Soil and soul: Our Protestant agrarian past
The idea of environmental stewardship has so thoroughly structured contemporary Christian thought that almost all Christian organizations characterize their efforts to care for creation in terms of stewardship. The scholarly consensus has been that the idea of stewardship is a relatively recent phenomenon within American Christianity. Robert Booth Fowler, for instance, has argued that Protestants really awoke to environmental challenges only after the first Earth Day in 1970.
Not only is stewardship seen as a recent development, but historians have argued that it was originally a secular idea, adopted later by Christians.

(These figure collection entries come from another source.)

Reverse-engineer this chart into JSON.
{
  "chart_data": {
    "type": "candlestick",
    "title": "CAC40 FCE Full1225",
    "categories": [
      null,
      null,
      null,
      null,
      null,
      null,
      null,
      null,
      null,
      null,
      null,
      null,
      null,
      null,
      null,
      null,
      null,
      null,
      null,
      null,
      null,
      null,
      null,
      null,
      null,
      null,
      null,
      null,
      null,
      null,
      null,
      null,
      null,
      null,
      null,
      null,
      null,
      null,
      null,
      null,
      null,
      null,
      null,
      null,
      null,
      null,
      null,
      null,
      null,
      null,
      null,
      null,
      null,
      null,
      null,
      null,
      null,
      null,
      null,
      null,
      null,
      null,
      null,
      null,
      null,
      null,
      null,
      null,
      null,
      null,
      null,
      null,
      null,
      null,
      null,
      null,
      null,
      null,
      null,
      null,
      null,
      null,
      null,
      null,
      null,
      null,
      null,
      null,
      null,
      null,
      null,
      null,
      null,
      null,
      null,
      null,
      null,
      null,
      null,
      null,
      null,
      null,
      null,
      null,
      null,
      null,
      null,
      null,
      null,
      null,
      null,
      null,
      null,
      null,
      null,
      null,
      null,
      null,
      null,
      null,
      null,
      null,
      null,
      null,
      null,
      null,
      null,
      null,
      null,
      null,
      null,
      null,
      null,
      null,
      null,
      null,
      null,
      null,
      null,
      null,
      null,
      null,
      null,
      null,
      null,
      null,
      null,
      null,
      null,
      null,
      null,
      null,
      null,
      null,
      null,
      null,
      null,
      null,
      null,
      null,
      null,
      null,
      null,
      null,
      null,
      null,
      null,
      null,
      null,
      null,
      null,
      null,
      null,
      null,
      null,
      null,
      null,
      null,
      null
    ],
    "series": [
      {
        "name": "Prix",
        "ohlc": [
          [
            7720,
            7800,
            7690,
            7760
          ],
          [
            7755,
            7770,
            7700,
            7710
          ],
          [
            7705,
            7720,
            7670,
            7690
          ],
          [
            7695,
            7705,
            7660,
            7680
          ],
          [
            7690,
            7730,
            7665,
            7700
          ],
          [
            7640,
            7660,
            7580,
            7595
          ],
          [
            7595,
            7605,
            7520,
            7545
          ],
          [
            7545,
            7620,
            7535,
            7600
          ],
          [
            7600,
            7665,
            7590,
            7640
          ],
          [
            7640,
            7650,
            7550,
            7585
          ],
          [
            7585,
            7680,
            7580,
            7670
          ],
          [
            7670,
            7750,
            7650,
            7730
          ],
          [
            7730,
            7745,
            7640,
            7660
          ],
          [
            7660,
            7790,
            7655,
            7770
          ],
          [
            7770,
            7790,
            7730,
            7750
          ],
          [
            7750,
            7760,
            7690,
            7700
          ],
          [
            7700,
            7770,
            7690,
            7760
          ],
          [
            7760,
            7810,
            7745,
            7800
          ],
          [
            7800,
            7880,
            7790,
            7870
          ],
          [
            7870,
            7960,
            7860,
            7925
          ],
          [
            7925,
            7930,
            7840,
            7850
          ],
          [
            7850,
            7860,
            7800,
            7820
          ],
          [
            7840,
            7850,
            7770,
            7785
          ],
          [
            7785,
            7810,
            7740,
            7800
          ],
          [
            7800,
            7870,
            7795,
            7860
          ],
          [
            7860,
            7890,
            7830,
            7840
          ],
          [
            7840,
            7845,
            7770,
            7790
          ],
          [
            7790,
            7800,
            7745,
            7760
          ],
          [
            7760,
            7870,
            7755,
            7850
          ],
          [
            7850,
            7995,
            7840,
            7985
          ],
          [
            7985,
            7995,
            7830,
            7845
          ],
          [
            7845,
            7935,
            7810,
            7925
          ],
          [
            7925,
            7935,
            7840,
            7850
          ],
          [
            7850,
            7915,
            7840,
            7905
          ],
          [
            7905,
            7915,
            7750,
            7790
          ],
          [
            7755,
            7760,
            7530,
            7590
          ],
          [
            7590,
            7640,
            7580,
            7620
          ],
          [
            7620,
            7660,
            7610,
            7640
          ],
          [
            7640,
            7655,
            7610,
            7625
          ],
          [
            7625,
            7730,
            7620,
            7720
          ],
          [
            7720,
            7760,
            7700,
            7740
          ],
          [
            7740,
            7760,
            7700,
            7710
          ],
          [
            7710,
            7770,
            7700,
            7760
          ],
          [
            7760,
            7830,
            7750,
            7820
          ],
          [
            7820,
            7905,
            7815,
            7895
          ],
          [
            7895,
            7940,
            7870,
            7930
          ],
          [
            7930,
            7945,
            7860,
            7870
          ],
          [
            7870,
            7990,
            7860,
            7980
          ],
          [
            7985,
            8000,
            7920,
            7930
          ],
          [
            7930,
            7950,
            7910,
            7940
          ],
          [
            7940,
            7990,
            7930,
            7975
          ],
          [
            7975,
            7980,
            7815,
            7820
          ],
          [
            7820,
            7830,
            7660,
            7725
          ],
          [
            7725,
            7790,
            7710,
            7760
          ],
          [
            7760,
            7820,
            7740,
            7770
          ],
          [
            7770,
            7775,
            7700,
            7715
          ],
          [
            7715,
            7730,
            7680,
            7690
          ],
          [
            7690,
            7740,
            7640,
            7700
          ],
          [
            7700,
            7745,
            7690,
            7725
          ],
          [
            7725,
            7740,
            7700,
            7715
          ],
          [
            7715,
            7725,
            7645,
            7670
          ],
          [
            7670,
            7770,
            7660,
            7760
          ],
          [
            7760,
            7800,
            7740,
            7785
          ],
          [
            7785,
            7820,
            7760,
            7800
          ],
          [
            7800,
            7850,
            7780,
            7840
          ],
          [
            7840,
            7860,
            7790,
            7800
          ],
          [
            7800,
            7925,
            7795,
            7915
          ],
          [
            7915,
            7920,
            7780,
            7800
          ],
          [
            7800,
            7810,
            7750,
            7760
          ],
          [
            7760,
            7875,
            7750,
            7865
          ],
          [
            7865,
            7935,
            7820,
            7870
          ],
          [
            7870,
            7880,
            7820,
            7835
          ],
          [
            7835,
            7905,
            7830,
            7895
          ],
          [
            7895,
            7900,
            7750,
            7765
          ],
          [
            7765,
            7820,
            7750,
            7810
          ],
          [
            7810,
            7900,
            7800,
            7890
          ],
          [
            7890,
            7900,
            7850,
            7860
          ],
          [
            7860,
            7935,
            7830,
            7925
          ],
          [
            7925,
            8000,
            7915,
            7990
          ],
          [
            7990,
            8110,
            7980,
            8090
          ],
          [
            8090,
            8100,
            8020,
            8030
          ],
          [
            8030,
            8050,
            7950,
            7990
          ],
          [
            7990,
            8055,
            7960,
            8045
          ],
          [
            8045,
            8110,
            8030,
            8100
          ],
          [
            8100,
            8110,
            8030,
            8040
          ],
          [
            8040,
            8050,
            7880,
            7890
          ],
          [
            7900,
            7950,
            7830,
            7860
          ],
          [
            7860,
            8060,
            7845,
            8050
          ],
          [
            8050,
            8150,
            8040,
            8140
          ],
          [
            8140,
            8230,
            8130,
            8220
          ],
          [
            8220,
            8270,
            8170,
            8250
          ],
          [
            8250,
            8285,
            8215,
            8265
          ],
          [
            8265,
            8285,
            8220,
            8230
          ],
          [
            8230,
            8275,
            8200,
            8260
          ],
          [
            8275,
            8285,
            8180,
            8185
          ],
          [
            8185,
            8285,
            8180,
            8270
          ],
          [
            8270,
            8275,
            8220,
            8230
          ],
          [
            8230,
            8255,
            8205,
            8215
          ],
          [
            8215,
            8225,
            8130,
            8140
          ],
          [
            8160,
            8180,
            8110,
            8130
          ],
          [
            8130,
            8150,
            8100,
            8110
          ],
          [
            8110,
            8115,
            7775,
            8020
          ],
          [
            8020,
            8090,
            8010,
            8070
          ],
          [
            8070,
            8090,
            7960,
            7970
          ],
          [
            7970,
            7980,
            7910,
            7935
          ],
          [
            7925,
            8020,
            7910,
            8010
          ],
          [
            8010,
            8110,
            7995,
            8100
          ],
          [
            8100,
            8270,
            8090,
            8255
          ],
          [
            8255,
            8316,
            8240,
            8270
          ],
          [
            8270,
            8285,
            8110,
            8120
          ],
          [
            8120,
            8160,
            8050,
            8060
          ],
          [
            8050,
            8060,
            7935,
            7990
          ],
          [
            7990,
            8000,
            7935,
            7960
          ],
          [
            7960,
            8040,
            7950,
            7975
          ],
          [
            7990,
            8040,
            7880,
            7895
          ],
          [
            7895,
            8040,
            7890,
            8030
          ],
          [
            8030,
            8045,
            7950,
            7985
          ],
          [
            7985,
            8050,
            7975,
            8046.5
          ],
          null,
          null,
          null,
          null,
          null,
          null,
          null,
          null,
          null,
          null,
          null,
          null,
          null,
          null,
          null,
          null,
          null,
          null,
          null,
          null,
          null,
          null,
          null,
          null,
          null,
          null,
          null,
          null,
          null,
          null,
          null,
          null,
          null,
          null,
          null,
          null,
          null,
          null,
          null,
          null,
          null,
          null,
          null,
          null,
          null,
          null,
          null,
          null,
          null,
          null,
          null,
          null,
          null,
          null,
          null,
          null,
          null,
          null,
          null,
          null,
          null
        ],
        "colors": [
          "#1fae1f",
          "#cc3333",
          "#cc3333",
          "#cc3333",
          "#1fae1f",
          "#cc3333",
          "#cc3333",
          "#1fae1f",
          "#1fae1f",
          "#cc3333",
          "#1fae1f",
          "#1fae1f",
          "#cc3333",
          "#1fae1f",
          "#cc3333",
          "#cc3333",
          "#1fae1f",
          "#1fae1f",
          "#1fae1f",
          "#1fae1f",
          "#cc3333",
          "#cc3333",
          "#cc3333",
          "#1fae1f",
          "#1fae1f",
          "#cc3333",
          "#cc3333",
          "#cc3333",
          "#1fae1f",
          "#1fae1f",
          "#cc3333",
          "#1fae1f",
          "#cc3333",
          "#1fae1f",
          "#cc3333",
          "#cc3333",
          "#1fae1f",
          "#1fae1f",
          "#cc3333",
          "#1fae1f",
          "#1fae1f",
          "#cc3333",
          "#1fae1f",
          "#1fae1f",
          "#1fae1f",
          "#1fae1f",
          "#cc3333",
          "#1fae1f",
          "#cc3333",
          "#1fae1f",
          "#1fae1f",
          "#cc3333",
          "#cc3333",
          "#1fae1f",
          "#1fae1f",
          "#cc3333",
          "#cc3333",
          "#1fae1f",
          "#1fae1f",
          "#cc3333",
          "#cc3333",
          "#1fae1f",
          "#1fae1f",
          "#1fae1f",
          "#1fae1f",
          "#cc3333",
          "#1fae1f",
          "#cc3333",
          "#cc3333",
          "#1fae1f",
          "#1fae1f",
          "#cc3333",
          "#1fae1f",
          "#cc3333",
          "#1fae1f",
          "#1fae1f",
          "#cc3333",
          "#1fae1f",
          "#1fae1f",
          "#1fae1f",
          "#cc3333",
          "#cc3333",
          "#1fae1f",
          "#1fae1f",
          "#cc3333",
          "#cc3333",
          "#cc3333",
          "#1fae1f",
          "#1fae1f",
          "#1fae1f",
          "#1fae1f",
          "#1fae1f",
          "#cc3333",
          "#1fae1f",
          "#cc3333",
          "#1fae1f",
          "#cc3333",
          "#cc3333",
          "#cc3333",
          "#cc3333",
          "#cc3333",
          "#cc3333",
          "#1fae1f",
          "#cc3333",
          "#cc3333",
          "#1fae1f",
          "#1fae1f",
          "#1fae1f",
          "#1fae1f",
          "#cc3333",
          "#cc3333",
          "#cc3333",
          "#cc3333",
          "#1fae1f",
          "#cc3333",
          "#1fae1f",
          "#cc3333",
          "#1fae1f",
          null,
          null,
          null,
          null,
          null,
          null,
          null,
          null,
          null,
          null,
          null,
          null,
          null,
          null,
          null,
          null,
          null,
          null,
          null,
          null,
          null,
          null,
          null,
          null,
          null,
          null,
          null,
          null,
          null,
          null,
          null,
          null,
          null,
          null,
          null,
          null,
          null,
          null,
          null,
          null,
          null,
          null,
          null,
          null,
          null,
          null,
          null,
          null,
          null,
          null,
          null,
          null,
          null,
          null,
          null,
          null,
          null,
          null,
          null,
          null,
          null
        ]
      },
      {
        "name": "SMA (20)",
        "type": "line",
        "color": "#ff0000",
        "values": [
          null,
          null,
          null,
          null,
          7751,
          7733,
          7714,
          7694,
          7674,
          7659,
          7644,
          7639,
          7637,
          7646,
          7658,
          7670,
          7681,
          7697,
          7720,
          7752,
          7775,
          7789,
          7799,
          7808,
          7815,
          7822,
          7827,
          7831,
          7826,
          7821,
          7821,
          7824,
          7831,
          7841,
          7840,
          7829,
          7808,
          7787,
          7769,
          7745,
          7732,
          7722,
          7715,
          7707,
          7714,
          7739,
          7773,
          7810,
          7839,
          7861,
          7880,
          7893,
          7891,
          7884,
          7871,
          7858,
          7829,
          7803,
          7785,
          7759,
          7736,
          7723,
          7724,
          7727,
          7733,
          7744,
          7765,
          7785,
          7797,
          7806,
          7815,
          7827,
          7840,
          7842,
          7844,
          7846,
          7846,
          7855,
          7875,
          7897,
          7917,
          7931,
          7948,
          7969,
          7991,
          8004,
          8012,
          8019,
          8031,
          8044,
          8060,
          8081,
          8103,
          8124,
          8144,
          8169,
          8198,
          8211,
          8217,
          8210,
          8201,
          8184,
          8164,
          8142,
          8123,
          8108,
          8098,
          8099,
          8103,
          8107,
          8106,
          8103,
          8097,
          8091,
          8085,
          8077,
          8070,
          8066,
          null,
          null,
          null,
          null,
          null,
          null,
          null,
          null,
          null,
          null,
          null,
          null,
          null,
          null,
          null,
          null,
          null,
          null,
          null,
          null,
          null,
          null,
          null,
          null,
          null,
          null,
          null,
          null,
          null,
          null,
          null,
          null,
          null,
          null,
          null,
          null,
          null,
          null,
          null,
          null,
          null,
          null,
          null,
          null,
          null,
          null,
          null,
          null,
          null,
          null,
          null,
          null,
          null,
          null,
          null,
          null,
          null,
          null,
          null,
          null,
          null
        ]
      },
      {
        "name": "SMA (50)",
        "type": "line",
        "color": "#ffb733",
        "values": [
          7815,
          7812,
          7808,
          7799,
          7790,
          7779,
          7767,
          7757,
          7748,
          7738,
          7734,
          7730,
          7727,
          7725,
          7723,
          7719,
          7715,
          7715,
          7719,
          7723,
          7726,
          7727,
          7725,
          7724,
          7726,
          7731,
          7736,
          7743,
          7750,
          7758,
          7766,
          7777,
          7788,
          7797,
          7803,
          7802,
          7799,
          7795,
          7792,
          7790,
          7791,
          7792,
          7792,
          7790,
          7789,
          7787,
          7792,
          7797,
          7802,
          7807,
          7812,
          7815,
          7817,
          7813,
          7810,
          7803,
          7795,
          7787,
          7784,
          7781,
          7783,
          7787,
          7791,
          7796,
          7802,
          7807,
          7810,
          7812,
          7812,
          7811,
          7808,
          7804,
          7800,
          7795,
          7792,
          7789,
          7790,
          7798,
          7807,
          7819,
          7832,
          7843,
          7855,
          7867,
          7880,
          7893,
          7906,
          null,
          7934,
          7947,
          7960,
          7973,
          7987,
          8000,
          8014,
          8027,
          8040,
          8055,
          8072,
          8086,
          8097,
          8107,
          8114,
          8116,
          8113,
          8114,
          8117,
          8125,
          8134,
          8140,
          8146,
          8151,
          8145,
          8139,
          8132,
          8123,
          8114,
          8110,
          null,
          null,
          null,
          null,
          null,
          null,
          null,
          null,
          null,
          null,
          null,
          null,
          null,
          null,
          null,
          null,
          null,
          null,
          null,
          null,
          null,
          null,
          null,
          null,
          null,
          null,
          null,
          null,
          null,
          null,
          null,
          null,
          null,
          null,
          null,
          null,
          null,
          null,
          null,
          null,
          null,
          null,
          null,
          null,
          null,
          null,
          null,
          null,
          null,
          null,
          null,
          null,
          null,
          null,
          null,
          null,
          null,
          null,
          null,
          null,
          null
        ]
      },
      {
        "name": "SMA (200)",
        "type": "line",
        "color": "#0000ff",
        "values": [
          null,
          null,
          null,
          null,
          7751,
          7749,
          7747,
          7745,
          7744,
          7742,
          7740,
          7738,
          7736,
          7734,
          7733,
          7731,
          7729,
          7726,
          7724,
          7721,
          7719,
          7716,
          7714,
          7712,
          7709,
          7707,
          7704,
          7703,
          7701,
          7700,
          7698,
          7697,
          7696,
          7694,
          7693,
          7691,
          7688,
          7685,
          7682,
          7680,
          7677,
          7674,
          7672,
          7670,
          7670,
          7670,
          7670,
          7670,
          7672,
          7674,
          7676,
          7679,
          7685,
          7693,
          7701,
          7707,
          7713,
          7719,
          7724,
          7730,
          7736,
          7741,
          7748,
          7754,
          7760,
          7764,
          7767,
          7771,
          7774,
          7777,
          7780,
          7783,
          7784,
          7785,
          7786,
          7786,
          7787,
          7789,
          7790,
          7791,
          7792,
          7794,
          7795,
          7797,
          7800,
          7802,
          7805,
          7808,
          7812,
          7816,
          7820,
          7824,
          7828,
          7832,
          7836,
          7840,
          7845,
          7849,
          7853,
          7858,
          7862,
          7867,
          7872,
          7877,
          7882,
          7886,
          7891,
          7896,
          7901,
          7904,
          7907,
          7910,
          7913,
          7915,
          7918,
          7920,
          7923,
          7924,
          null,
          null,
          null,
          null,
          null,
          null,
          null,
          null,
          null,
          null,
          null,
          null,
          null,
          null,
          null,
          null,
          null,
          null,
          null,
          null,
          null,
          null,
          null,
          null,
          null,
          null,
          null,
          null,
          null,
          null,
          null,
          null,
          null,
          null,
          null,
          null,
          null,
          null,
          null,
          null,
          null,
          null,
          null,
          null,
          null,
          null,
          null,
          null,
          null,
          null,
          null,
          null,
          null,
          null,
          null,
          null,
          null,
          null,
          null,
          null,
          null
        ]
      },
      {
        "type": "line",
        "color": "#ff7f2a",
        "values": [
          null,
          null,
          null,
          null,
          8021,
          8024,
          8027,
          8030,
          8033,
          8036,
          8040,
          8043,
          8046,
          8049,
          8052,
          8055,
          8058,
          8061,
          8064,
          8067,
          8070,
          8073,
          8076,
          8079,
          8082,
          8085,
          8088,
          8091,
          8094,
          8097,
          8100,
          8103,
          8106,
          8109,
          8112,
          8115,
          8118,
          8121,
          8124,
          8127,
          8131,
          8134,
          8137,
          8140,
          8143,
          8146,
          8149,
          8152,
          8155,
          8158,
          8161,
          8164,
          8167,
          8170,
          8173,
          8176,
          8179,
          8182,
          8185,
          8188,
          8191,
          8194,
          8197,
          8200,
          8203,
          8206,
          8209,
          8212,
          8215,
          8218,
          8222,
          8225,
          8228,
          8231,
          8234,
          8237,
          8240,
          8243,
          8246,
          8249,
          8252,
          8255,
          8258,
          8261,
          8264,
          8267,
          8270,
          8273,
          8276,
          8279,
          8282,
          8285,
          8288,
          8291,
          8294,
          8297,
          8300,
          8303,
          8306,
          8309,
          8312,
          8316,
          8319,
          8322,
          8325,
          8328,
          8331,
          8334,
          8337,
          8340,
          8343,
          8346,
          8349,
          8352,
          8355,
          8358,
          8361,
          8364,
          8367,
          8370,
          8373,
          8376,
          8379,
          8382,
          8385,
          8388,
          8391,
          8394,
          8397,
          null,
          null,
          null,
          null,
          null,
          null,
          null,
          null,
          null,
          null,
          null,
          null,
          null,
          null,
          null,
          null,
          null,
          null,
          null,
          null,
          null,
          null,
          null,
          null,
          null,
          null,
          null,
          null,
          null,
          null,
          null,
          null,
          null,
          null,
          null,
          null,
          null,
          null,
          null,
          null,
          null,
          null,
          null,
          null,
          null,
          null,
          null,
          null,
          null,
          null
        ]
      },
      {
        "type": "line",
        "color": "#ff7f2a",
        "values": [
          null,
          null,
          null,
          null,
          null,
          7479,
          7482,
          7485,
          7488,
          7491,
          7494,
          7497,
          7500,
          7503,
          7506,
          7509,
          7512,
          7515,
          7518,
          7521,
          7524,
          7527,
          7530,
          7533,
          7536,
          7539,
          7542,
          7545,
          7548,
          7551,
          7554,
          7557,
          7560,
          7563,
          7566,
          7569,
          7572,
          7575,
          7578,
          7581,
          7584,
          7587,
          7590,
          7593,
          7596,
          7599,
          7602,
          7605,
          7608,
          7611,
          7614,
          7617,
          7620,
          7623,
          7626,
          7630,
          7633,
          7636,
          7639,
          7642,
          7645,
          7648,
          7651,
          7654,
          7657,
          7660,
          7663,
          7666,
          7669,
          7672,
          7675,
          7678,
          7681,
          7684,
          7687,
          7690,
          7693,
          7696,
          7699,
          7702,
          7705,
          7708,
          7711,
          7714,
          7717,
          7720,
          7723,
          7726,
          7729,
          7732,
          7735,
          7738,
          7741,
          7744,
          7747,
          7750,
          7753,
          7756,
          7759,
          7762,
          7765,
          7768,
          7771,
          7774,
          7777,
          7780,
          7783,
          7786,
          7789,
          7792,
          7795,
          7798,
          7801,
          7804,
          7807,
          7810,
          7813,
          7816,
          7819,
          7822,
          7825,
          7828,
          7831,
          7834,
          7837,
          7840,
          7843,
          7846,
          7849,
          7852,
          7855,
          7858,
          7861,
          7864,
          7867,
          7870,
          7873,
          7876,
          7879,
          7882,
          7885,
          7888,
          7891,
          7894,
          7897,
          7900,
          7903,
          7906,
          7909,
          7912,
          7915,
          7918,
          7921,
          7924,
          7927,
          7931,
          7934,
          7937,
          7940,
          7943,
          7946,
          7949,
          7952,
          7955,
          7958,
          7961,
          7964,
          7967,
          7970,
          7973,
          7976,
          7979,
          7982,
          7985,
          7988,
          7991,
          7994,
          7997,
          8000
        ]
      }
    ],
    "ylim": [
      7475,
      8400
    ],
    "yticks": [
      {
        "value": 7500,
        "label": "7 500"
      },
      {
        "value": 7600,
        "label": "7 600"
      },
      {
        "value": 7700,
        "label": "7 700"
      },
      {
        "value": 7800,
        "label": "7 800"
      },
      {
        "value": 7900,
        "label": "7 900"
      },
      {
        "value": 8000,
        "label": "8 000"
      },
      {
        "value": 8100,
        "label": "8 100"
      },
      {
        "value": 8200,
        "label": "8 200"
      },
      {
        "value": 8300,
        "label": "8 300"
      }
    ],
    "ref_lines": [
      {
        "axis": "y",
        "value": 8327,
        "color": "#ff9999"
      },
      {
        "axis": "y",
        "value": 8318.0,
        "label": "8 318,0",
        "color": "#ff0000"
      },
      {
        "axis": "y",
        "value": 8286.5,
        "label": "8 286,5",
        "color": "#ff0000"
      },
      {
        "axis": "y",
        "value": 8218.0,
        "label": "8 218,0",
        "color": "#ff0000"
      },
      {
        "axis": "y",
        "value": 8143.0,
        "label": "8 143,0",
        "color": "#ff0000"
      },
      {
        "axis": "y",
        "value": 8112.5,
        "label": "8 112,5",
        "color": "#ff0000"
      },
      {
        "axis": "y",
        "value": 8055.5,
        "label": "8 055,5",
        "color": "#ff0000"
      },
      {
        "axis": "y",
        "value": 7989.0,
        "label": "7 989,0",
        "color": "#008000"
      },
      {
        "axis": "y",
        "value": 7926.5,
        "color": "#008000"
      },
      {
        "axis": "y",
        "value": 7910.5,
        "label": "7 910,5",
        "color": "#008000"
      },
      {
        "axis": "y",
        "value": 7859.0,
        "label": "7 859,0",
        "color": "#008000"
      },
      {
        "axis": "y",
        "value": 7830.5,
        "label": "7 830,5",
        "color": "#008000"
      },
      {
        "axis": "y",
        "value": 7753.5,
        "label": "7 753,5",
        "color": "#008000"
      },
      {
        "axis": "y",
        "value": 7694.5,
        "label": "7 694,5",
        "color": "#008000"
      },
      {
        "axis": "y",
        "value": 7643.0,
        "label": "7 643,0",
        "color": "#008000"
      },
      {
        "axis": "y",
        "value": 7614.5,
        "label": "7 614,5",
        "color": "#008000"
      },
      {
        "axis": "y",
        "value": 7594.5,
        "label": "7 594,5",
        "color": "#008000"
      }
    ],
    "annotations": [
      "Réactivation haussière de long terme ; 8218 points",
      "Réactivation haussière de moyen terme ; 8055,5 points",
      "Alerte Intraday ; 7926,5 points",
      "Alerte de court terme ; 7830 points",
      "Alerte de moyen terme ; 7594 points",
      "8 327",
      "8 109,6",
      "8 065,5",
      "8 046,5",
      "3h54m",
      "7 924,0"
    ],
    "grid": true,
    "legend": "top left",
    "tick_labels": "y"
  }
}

Typically, the idea of stewardship is traced back to Aldo Leopold’s 1949 A Sand County Almanac. Mark Stoll, for instance, has argued that when Christianity embraced the idea of stewardship, it was “essentially an act of baptism of the thoroughly secular Aldo Leopold’s ‘land ethic.’”
Significant as Leopold’s land ethic was, Protestant agrarians had in fact developed the idea of stewardship a decade or more earlier than Leopold. During the Depression, they were already constructing a theology of agriculture and conservation that looked very much like Leopold’s. This theology of stewardship was developed in congregations, on farms, and in the meetings of missionary organizations and government offices. It wove together the three elements that environmental historian Donald Worster argues were new in Leopold’s thought: science, ecology, and the importance of community.